We discussed a little bit about that during the webinar and I have to go back with what I said concerning the gap filling for the L4A crop type. So like Sophie said during the webinar, the system handles the download/access to the L8 data and the preprocessing using MAJA, to provide L8 L2A products. Then, if you trigger the L3B vegetation status processor, it will compute for each acquisition, the NDVI, LAI, FAPAR and FCOVER, separately for the S2 and L8 time series. And then, the L4B grassland mowing detection and L4C agricultural practices monitoring processors use by default all the available NDVI values for the parcels, both from S2 and L8 time series. However, for the L4A crop type processor, the L8 time series was not integrated in the processing:
Because we are working at a country scale and because of the numerous markers that are extracted from the S2 time series, it was already a challenge to optimize the gap filling and markers extraction steps (which are performed at the pixel level) and these steps are already quite long.
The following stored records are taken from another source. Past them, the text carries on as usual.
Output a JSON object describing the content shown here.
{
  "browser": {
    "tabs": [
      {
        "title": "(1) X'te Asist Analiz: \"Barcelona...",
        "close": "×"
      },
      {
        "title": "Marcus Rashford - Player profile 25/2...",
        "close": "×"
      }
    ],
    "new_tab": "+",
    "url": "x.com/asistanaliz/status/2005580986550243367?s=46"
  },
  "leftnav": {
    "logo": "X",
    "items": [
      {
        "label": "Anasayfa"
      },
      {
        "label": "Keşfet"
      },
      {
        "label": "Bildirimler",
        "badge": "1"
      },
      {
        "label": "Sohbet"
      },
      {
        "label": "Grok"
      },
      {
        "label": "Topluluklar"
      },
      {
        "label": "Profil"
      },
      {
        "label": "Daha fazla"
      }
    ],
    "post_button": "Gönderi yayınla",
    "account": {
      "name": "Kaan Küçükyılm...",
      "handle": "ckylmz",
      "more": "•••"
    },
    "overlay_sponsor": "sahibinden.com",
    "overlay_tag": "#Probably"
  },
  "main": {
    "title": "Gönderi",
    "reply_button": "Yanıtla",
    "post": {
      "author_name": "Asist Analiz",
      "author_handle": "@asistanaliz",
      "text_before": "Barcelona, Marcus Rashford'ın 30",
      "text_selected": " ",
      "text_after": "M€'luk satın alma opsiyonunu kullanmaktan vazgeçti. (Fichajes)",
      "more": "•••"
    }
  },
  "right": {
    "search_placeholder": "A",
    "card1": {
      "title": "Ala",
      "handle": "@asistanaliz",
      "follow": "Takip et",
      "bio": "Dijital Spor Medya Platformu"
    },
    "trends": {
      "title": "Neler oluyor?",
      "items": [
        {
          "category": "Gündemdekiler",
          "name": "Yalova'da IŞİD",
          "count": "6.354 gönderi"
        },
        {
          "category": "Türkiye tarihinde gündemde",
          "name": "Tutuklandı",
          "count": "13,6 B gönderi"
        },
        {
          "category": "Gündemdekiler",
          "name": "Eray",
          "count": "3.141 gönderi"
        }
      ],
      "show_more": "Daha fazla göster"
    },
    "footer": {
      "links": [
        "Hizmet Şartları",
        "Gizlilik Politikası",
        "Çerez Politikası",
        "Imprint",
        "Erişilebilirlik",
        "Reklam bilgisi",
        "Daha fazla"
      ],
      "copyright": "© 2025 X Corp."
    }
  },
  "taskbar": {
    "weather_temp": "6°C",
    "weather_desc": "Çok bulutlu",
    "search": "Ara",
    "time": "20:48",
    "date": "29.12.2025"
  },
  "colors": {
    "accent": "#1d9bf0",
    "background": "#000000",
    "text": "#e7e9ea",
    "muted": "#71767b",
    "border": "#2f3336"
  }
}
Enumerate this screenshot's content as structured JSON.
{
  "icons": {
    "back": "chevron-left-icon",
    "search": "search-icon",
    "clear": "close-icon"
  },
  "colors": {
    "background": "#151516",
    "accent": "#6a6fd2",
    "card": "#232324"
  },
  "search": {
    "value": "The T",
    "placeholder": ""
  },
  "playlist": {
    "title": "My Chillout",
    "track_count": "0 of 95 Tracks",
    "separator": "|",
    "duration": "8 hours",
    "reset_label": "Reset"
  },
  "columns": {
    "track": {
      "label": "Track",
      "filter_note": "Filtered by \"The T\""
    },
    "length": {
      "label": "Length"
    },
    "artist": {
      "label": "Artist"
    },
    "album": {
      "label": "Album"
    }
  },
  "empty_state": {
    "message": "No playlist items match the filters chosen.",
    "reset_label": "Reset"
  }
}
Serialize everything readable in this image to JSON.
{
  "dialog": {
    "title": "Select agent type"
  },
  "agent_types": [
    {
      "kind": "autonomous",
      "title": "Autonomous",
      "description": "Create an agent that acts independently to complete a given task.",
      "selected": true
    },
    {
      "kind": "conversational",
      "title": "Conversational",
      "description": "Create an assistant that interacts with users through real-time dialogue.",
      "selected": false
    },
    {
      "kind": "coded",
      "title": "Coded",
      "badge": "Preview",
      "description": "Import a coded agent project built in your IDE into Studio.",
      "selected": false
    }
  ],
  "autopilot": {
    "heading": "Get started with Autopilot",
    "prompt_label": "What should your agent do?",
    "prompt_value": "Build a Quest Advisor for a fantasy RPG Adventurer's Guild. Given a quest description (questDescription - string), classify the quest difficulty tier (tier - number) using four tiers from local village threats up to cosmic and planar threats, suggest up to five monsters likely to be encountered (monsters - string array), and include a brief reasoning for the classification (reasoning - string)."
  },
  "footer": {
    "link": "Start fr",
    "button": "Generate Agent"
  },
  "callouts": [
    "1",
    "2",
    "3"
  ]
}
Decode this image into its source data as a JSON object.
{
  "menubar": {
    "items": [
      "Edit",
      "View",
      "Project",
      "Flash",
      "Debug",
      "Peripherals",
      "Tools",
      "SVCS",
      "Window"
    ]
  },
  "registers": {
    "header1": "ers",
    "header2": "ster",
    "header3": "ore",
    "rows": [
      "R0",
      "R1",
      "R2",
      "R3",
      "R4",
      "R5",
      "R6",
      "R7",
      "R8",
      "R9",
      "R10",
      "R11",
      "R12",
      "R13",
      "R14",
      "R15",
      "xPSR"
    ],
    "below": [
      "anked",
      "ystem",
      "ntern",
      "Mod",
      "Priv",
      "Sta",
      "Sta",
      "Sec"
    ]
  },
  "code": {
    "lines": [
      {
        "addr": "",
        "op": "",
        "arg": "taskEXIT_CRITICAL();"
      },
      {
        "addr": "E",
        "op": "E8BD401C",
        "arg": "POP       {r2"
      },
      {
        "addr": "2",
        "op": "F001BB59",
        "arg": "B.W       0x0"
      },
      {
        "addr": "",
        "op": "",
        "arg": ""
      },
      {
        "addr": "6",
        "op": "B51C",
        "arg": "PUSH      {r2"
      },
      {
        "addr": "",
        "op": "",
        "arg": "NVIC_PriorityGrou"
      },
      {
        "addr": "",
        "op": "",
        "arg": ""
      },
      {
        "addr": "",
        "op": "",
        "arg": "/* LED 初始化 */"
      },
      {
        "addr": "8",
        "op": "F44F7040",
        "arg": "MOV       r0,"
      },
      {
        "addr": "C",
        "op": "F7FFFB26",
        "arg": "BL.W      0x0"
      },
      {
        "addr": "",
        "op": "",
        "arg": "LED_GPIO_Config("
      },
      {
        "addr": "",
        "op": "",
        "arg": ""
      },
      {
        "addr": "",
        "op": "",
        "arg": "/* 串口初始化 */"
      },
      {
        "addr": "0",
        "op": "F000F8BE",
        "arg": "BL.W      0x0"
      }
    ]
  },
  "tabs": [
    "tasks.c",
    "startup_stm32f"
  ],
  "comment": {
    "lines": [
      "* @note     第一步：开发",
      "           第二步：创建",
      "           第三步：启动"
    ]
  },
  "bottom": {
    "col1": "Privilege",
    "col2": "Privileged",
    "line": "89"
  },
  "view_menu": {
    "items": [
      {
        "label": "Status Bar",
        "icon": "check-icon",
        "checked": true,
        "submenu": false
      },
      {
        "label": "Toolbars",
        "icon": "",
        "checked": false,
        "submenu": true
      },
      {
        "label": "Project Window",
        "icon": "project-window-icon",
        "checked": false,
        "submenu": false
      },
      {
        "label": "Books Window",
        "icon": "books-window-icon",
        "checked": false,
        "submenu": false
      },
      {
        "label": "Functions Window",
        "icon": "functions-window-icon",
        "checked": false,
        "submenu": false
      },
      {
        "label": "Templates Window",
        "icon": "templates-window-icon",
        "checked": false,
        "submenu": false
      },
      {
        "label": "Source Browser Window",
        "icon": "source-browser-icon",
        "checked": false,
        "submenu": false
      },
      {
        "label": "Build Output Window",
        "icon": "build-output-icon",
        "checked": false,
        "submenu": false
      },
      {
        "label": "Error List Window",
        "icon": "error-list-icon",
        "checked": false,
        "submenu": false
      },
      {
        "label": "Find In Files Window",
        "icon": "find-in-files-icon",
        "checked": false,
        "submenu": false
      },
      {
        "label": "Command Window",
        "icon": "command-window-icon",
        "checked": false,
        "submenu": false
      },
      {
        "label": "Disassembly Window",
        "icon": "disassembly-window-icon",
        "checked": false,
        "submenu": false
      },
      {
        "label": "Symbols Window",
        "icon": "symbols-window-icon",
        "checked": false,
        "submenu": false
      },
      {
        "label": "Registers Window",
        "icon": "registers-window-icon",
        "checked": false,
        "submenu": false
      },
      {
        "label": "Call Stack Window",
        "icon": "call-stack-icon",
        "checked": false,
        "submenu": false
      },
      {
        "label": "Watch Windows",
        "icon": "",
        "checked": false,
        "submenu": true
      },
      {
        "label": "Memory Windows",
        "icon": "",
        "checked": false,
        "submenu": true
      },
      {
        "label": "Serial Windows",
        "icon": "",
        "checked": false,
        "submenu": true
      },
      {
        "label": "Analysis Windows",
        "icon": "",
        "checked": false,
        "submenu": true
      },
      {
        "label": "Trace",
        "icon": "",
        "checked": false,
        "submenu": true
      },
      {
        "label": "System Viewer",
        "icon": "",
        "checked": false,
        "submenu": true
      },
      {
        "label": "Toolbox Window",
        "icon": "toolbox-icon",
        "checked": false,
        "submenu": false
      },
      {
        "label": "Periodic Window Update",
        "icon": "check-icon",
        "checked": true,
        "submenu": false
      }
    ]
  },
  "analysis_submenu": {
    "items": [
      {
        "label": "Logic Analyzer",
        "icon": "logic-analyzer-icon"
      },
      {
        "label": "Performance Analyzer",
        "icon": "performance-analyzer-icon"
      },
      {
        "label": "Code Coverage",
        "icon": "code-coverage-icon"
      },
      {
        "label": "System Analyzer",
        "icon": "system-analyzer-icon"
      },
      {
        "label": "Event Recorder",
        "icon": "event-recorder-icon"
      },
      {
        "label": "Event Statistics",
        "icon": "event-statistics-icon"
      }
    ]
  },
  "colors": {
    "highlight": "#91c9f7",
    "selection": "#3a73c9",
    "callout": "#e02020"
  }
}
The availability of the S1 time series enables to limit the impact of a less dense S2 time series due to a higher cloud coverage so we preferred to put our effort to extract the most of the S1 time series than to integrate the L8 time series (knowing also the specs differences between S2 and L8).
Still, in the Sen2-Agri system, which is a pixel-based crop classification system, it combines S2 and L8 time series to create nice monthly composites, this is what I was confused with during the webinar.